René ne dit pas à l'hôpital de jour ce qu'il dit aux infirmiers qui le visitent à domicile. Il ne raconte pas lors des réunions de résidents, ce qu'il dit lors de ses accueils dans l'unité d'hospitalisation, il ne parle pas à l'éducatrice de ce qu'il confie à Lionel. René choisit dans ces multiples lieux l’endroit où il dépose des choses. La première réaction peut être de penser que pour que René existe en tant que René, qu'il ne se "disperse" pas comme nous aimons à le dire dans notre jargon, l'échange entre les différentes structures, entre les différents membres de l'équipe pluridisciplinaire est essentiel. Il faut des réunions de synthèse pour rassembler tous ces petits morceaux épars de René….
Pas sûr ! Peut être que René justement existe par les liens qu'il y a entre ses interlocuteurs, mais aussi par les trous, les espaces, le jeu, qui lui laissent une place pour être René. Or, souvent, en quoi consistent les réunions de synthèse ? Elles sont le lieu du non secret. Ce que je sais, je te le dis pour le bien de X., pour la cohérence de sa prise en charge.
Les réunions de synthèses doivent être des lieux de partage du souci commun, pas forcément celui du partage des secrets … ou des confidences.
J'imagine le jour où, pour mon plus grand bien sans doute, se réuniront mes collègues de travail, ceux de l'association serpsy, ma famille proche, amis, ajoutons les voisins avec qui j'ai encore d'autres types de relations, voire les commerçants du quartier que je rencontre régulièrement. Tous ces gens parleront bien du même personnage. L’une disant que je dors avec ou sans chaussettes, les uns qu'aux 24 heures du Mans moto je déteste les rodéos, d'autres que je vais chez le boucher de bonne heure le samedi pour avoir du beefsteak dans l'araignée ou encore qu'enfant ne sachant pas siffler dans mes doigts je demandais à mon frère de le faire pour me faire remarquer d'une voisine. Et après ? Que gagneront les uns et les autres à connaître des détails qui n'ont rien à faire dans ce que j’appellerai leur sphère d'interaction ?

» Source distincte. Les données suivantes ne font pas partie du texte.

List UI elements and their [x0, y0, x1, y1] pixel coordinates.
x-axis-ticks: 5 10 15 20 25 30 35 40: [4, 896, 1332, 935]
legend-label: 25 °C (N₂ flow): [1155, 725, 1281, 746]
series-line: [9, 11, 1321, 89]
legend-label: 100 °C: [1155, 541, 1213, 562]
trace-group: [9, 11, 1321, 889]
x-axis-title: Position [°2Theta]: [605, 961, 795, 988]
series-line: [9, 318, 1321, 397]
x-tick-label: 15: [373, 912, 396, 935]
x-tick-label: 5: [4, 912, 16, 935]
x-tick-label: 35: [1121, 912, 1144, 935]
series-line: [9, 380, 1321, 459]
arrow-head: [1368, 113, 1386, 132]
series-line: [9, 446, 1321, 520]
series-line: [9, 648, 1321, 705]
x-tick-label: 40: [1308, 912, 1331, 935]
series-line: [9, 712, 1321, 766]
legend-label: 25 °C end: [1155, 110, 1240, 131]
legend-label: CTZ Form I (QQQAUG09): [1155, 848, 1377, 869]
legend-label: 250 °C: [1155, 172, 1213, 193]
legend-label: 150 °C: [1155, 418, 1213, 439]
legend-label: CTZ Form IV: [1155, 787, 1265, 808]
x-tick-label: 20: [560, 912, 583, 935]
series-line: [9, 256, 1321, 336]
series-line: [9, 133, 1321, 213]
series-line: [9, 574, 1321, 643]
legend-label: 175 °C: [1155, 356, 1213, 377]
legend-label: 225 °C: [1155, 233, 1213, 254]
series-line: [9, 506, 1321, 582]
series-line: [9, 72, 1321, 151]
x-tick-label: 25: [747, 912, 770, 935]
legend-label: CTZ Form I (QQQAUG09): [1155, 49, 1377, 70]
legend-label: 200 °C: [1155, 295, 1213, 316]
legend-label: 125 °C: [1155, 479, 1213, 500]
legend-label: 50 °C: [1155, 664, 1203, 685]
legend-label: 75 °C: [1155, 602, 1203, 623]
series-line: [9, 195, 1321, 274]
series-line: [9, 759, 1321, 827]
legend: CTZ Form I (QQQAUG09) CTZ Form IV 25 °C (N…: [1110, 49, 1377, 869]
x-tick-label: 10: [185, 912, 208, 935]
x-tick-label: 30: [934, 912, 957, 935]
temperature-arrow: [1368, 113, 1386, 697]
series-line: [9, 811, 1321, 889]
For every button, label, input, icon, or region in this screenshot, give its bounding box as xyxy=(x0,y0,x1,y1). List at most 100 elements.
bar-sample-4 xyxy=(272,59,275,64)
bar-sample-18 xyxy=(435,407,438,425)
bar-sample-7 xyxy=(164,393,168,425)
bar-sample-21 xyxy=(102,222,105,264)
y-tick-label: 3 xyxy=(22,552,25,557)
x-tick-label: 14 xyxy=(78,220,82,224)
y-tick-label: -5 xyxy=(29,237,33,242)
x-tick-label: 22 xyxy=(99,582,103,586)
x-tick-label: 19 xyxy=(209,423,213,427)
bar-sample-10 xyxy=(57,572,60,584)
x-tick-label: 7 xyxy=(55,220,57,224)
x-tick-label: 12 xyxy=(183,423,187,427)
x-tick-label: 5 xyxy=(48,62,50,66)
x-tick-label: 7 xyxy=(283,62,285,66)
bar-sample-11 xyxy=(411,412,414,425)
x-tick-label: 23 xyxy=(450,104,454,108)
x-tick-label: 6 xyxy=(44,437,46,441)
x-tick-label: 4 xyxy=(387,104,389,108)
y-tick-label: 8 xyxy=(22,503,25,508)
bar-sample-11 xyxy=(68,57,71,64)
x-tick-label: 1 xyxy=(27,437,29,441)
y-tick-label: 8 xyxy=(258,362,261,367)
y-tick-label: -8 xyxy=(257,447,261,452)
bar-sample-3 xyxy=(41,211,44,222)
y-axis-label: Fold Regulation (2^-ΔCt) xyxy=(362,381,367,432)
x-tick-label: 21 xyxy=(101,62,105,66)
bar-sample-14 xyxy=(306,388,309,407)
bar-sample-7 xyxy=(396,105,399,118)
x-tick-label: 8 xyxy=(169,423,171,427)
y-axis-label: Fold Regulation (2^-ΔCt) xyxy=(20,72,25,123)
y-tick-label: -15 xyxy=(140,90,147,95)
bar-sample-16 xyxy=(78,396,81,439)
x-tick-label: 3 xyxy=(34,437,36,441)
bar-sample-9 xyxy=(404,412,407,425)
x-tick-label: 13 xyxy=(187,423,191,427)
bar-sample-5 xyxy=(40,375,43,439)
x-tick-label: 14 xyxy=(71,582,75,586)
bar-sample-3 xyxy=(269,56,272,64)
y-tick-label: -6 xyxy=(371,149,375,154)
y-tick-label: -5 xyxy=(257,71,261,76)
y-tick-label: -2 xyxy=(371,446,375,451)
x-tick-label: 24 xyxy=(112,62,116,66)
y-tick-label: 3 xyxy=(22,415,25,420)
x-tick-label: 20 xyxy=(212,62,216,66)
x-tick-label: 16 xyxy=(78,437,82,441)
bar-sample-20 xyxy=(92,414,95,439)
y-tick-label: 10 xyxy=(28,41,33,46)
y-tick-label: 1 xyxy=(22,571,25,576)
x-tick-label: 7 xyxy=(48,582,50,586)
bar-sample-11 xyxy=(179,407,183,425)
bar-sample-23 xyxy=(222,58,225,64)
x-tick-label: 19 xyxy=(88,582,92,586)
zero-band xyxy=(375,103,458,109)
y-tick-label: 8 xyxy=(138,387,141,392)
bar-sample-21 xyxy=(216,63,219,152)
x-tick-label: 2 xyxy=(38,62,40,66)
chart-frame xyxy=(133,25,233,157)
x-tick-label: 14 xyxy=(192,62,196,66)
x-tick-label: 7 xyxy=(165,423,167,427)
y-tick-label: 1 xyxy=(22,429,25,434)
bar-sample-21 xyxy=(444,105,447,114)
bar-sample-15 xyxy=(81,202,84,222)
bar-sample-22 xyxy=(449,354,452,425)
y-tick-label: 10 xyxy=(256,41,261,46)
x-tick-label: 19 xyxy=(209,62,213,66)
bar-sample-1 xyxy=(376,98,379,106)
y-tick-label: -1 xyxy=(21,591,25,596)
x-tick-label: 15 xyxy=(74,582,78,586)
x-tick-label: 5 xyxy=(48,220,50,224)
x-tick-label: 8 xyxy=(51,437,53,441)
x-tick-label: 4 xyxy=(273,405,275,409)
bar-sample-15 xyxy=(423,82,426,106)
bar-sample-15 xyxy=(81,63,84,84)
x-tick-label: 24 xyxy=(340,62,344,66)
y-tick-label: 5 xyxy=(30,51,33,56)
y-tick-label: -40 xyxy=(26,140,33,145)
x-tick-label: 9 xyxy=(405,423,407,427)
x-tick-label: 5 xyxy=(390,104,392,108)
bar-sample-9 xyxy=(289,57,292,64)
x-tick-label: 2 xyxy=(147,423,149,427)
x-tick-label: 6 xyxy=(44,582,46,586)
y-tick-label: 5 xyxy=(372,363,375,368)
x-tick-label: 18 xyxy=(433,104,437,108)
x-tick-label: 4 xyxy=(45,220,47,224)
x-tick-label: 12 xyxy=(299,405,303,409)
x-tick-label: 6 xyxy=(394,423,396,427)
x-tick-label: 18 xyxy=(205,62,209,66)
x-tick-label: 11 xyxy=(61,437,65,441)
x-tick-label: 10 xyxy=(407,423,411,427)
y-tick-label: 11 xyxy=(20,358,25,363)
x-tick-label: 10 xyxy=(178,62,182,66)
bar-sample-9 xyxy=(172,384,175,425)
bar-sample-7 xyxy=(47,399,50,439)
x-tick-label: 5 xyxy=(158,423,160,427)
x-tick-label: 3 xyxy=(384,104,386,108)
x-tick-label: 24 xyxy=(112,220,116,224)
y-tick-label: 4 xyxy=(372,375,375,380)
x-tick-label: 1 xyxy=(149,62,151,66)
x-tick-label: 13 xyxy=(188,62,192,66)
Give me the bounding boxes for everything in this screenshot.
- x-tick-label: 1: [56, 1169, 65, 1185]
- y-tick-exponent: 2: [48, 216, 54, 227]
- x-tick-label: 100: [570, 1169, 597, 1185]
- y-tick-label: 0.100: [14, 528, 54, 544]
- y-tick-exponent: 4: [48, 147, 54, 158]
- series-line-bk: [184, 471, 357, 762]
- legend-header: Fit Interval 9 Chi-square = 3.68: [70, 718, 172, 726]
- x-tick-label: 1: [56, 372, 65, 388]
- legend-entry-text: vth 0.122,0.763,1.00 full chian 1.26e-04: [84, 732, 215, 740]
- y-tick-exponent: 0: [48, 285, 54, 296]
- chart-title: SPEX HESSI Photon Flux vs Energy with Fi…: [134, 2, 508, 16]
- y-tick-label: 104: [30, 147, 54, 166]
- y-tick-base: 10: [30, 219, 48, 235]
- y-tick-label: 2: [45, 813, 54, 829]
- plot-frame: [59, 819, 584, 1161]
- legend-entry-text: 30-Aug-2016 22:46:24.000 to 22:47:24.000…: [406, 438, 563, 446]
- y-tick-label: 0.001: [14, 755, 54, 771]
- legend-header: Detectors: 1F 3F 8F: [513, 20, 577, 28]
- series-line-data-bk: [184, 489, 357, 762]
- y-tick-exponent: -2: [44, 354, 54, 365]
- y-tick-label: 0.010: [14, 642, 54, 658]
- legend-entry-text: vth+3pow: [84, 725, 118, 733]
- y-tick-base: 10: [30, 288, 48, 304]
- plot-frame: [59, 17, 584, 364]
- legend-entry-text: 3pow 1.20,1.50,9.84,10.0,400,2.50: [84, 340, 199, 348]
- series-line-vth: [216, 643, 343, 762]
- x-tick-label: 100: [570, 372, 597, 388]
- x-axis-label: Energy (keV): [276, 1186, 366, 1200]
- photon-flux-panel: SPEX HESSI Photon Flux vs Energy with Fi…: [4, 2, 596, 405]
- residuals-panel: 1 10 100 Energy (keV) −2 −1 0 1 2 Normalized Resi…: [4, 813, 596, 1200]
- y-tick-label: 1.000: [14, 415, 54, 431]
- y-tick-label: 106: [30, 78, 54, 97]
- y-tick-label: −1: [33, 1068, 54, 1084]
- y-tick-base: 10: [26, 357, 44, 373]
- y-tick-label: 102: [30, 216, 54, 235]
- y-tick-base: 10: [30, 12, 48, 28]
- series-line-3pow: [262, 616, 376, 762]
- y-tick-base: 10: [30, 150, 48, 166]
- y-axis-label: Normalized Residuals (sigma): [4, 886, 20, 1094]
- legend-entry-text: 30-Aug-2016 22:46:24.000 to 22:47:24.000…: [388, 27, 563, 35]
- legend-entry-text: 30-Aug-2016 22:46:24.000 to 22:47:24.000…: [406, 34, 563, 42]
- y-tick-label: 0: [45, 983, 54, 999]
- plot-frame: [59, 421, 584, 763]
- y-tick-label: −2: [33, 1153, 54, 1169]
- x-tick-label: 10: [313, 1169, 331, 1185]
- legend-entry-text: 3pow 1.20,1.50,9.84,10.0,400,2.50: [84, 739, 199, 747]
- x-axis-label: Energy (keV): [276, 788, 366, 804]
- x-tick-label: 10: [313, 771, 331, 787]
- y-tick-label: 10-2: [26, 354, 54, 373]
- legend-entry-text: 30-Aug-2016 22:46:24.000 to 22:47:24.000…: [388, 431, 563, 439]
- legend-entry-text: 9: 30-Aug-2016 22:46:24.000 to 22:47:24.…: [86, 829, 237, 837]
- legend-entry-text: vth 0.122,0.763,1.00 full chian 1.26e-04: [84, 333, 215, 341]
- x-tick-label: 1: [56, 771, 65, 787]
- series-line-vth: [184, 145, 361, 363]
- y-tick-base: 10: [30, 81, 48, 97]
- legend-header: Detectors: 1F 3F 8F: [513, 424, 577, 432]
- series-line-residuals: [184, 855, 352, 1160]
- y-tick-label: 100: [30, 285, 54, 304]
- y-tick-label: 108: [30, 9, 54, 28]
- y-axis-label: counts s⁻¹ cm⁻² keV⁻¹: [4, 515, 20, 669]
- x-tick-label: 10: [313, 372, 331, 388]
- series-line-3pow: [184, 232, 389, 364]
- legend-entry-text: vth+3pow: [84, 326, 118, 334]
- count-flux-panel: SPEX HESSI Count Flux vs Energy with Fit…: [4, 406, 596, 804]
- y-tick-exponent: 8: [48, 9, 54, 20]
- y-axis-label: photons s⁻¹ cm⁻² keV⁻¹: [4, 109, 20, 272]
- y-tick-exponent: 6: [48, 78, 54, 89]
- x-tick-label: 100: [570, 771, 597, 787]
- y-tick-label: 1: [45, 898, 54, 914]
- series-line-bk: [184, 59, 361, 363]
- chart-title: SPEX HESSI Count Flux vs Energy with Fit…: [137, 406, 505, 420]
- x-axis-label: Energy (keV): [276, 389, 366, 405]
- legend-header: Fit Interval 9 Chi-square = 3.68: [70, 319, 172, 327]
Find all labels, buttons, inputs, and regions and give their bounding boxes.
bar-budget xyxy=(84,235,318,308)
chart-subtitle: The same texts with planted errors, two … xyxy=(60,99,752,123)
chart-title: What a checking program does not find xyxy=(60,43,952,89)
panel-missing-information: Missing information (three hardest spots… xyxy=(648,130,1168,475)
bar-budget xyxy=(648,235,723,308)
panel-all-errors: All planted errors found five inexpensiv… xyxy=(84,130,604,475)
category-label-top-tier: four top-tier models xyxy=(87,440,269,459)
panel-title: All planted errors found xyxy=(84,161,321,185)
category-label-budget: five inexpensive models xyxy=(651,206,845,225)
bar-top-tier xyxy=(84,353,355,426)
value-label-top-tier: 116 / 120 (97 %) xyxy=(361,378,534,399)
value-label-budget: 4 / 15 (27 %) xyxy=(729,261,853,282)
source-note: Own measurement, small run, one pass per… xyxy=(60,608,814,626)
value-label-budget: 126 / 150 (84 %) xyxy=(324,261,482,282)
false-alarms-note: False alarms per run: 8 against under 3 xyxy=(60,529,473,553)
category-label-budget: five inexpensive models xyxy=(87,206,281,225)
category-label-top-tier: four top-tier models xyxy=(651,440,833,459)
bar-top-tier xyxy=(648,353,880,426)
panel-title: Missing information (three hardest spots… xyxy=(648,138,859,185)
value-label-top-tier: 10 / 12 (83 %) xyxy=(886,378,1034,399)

Y aurait-il plusieurs niveau, plusieurs strates d'échange dans le cadre d'une prise en charge ? De la réunion des membres d'une équipe, composée déjà de différentes professions, qui vivent la prise en charge au jour le jour, … tous les jours.
La réunion de synthèse qui réunit des équipes intervenant à différents niveaux, à différents moments.
La réunion clinique qui réunit des individus qui vivent dans le même souci, au sens de prendre soin.
La réunions de supervision etc…

Il y a entre tous ces niveaux non pas des secrets à échanger pas plus que des secrets qui seraient cachés (et cette idée me semble primordiale si l’on veut parler de confiance et de cohésion). Il y a des niveaux de partage d’informations il y a surtout à partager nos réflexions. Ces mises en commun doivent permettre ensuite à chacun de traiter ses secrets et à tous de se mobiliser à un moment donné autour d’un patient.